Quand la guerre fait rage, le patrimoine peut devenir victime collatérale, voire cible. En juin 2011, le "Guide" libyen n’a pas hésité à bombarder la cité historique de Ghadamès. Lors de l’opération Serval contre les jihadistes au Mali, l’Unesco a fait distribuer 8 000 cartes du patrimoine local aux soldats français, par précaution. En Syrie, les forteresses des croisés, bâties sur des points stratégiques, sont devenues des bunkers insurgés, cibles de missiles balistiques. Pire, souligne Irina Bokova, la directrice générale de l’organisation, les démolitions sont "souvent des actes délibérés pour détruire une identité". En Afrique, pour éradiquer les pratiques locales de l’islam, les salafistes rasent ainsi les tombeaux des saints.

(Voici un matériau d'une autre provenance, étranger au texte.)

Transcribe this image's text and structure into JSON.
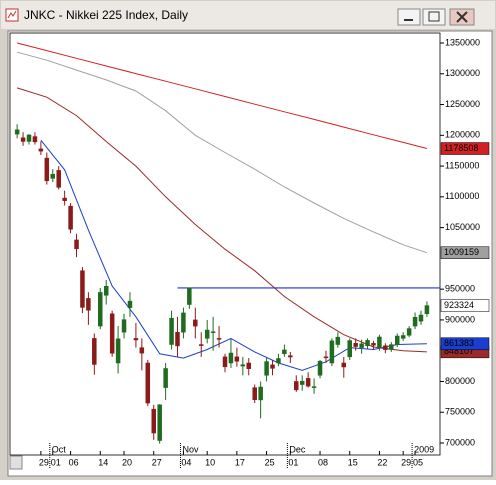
{
  "chart_data": {
    "type": "candlestick",
    "title": "JNKC - Nikkei 225 Index, Daily",
    "categories": [
      null,
      null,
      null,
      null,
      "29",
      null,
      "01",
      null,
      null,
      "06",
      null,
      null,
      null,
      null,
      "14",
      null,
      null,
      null,
      "20",
      null,
      null,
      null,
      null,
      "27",
      null,
      null,
      null,
      null,
      "04",
      null,
      null,
      null,
      "10",
      null,
      null,
      null,
      null,
      "17",
      null,
      null,
      null,
      null,
      "25",
      null,
      null,
      null,
      "01",
      null,
      null,
      null,
      null,
      "08",
      null,
      null,
      null,
      null,
      "15",
      null,
      null,
      null,
      null,
      "22",
      null,
      null,
      null,
      "29",
      null,
      "05",
      null,
      null
    ],
    "month_labels": [
      {
        "label": "Oct",
        "x": 6
      },
      {
        "label": "Nov",
        "x": 28
      },
      {
        "label": "Dec",
        "x": 46
      },
      {
        "label": "2009",
        "x": 67
      }
    ],
    "ohlc": [
      [
        1202000,
        1218000,
        1195000,
        1209000
      ],
      [
        1196000,
        1205000,
        1183000,
        1190000
      ],
      [
        1190000,
        1202000,
        1185000,
        1200600
      ],
      [
        1198000,
        1205000,
        1185000,
        1189300
      ],
      [
        1178000,
        1190000,
        1168000,
        1174300
      ],
      [
        1163000,
        1172000,
        1120000,
        1126000
      ],
      [
        1130000,
        1145000,
        1124000,
        1136800
      ],
      [
        1143000,
        1150000,
        1112000,
        1115400
      ],
      [
        1098000,
        1110000,
        1086000,
        1093800
      ],
      [
        1085000,
        1090000,
        1041000,
        1047300
      ],
      [
        1030000,
        1040000,
        1002000,
        1015500
      ],
      [
        980000,
        986000,
        911000,
        920300
      ],
      [
        935000,
        945000,
        892000,
        915700
      ],
      [
        870000,
        878000,
        811000,
        827600
      ],
      [
        890000,
        952000,
        885000,
        944700
      ],
      [
        940000,
        965000,
        925000,
        954700
      ],
      [
        910000,
        915000,
        840000,
        845800
      ],
      [
        830000,
        890000,
        813000,
        869300
      ],
      [
        880000,
        910000,
        870000,
        900500
      ],
      [
        920000,
        945000,
        905000,
        930600
      ],
      [
        870000,
        895000,
        855000,
        867400
      ],
      [
        855000,
        870000,
        818000,
        846000
      ],
      [
        830000,
        835000,
        760000,
        764900
      ],
      [
        755000,
        762000,
        705000,
        716200
      ],
      [
        704000,
        763000,
        699000,
        762100
      ],
      [
        790000,
        830000,
        770000,
        821100
      ],
      [
        860000,
        915000,
        852000,
        902900
      ],
      [
        880000,
        905000,
        840000,
        857700
      ],
      [
        880000,
        920000,
        870000,
        911400
      ],
      [
        925000,
        952000,
        918000,
        952100
      ],
      [
        900000,
        920000,
        870000,
        889900
      ],
      [
        860000,
        880000,
        840000,
        858300
      ],
      [
        870000,
        900000,
        862000,
        883600
      ],
      [
        880000,
        905000,
        850000,
        880900
      ],
      [
        870000,
        890000,
        855000,
        869300
      ],
      [
        840000,
        845000,
        815000,
        823800
      ],
      [
        830000,
        870000,
        822000,
        846200
      ],
      [
        840000,
        855000,
        824000,
        832800
      ],
      [
        825000,
        840000,
        810000,
        827300
      ],
      [
        830000,
        838000,
        810000,
        820700
      ],
      [
        790000,
        795000,
        765000,
        770300
      ],
      [
        770000,
        800000,
        740000,
        791000
      ],
      [
        810000,
        840000,
        800000,
        832300
      ],
      [
        827000,
        835000,
        810000,
        821300
      ],
      [
        830000,
        845000,
        825000,
        837300
      ],
      [
        845000,
        860000,
        840000,
        851200
      ],
      [
        842000,
        848000,
        830000,
        839700
      ],
      [
        800000,
        810000,
        783000,
        786300
      ],
      [
        795000,
        810000,
        785000,
        800400
      ],
      [
        805000,
        815000,
        790000,
        792400
      ],
      [
        790000,
        805000,
        780000,
        791700
      ],
      [
        810000,
        835000,
        805000,
        832900
      ],
      [
        840000,
        850000,
        830000,
        839500
      ],
      [
        830000,
        870000,
        825000,
        866000
      ],
      [
        860000,
        880000,
        855000,
        872000
      ],
      [
        830000,
        840000,
        806000,
        823500
      ],
      [
        840000,
        870000,
        835000,
        866500
      ],
      [
        862000,
        870000,
        850000,
        856800
      ],
      [
        855000,
        868000,
        845000,
        861200
      ],
      [
        858000,
        870000,
        852000,
        866700
      ],
      [
        862000,
        866000,
        852000,
        858800
      ],
      [
        855000,
        876000,
        850000,
        872300
      ],
      [
        858000,
        862000,
        846000,
        851700
      ],
      [
        852000,
        864000,
        848000,
        859900
      ],
      [
        860000,
        878000,
        856000,
        873900
      ],
      [
        870000,
        880000,
        866000,
        874700
      ],
      [
        875000,
        890000,
        872000,
        886000
      ],
      [
        890000,
        912000,
        885000,
        904300
      ],
      [
        898000,
        915000,
        892000,
        908000
      ],
      [
        910000,
        930000,
        905000,
        923324
      ]
    ],
    "up_color": "#1f6b1f",
    "down_color": "#8b1a1a",
    "lines": [
      {
        "color": "#d42020",
        "x": [
          0,
          5,
          10,
          15,
          20,
          25,
          30,
          35,
          40,
          45,
          50,
          55,
          60,
          65,
          69
        ],
        "values": [
          1350000,
          1337600,
          1325100,
          1312700,
          1300300,
          1287900,
          1275500,
          1263000,
          1250600,
          1238200,
          1225800,
          1213300,
          1200900,
          1188500,
          1178508
        ]
      },
      {
        "color": "#a0a0a0",
        "x": [
          0,
          5,
          10,
          15,
          20,
          25,
          30,
          35,
          40,
          45,
          50,
          55,
          60,
          65,
          69
        ],
        "values": [
          1335000,
          1322000,
          1306000,
          1290000,
          1272000,
          1240000,
          1200000,
          1172000,
          1145000,
          1116000,
          1090000,
          1065000,
          1043000,
          1022000,
          1009159
        ]
      },
      {
        "color": "#9b2a2a",
        "x": [
          0,
          5,
          10,
          15,
          20,
          25,
          30,
          35,
          40,
          45,
          50,
          55,
          60,
          65,
          69
        ],
        "values": [
          1277000,
          1262000,
          1232000,
          1190000,
          1150000,
          1100000,
          1055000,
          1015000,
          980000,
          938000,
          905000,
          876000,
          856000,
          850000,
          848107
        ]
      },
      {
        "color": "#1a3fd0",
        "x": [
          4,
          8,
          12,
          16,
          20,
          24,
          28,
          32,
          36,
          40,
          44,
          48,
          52,
          56,
          60,
          64,
          69
        ],
        "values": [
          1192000,
          1144000,
          1046000,
          955000,
          905000,
          845000,
          838000,
          852000,
          870000,
          848000,
          830000,
          818000,
          832000,
          855000,
          852000,
          860000,
          861383
        ]
      }
    ],
    "reference_line": {
      "value": 952000,
      "x": 27,
      "color": "#1a2fe0"
    },
    "last_close_color": "#ffffff",
    "xlim": [
      -1.2,
      71.2
    ],
    "ylim": [
      680500,
      1366250
    ],
    "yticks": [
      700000,
      750000,
      800000,
      900000,
      950000,
      1050000,
      1100000,
      1150000,
      1200000,
      1250000,
      1300000,
      1350000
    ],
    "grid": false
  }
}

Mais la paix ne garantit pas forcément de statut sacré. Faute d’entretien, un minaret d’une mosquée classée au patrimoine mondial à Meknès, au Maroc, s’est effondré en 2010, faisant 41 morts. Un sort qui guette nombre de bâtiments vétustes de l’île de Gorée, au Sénégal (également classée). À Beyrouth au Liban, c’est la spéculation immobilière qui a entraîné la destruction d’un port phénicien en 2012, tandis qu’en Tunisie, l’ex-clan au pouvoir est soupçonné d’avoir détourné ou exporté illégalement nombre d’antiquités. Plus paradoxale encore : la surexploitation du label "patrimoine mondial" à des fins commerciales. Les déferlements touristiques dégradent parfois plus sûrement les trésors de l’Histoire que les outrages des siècles.

>> À lire : retrouvez dans Jeune Afrique n°2750, en kiosques du 22 au 28 septembre, notre Grand angle ‘Unesco, la bataille de Fontenoy"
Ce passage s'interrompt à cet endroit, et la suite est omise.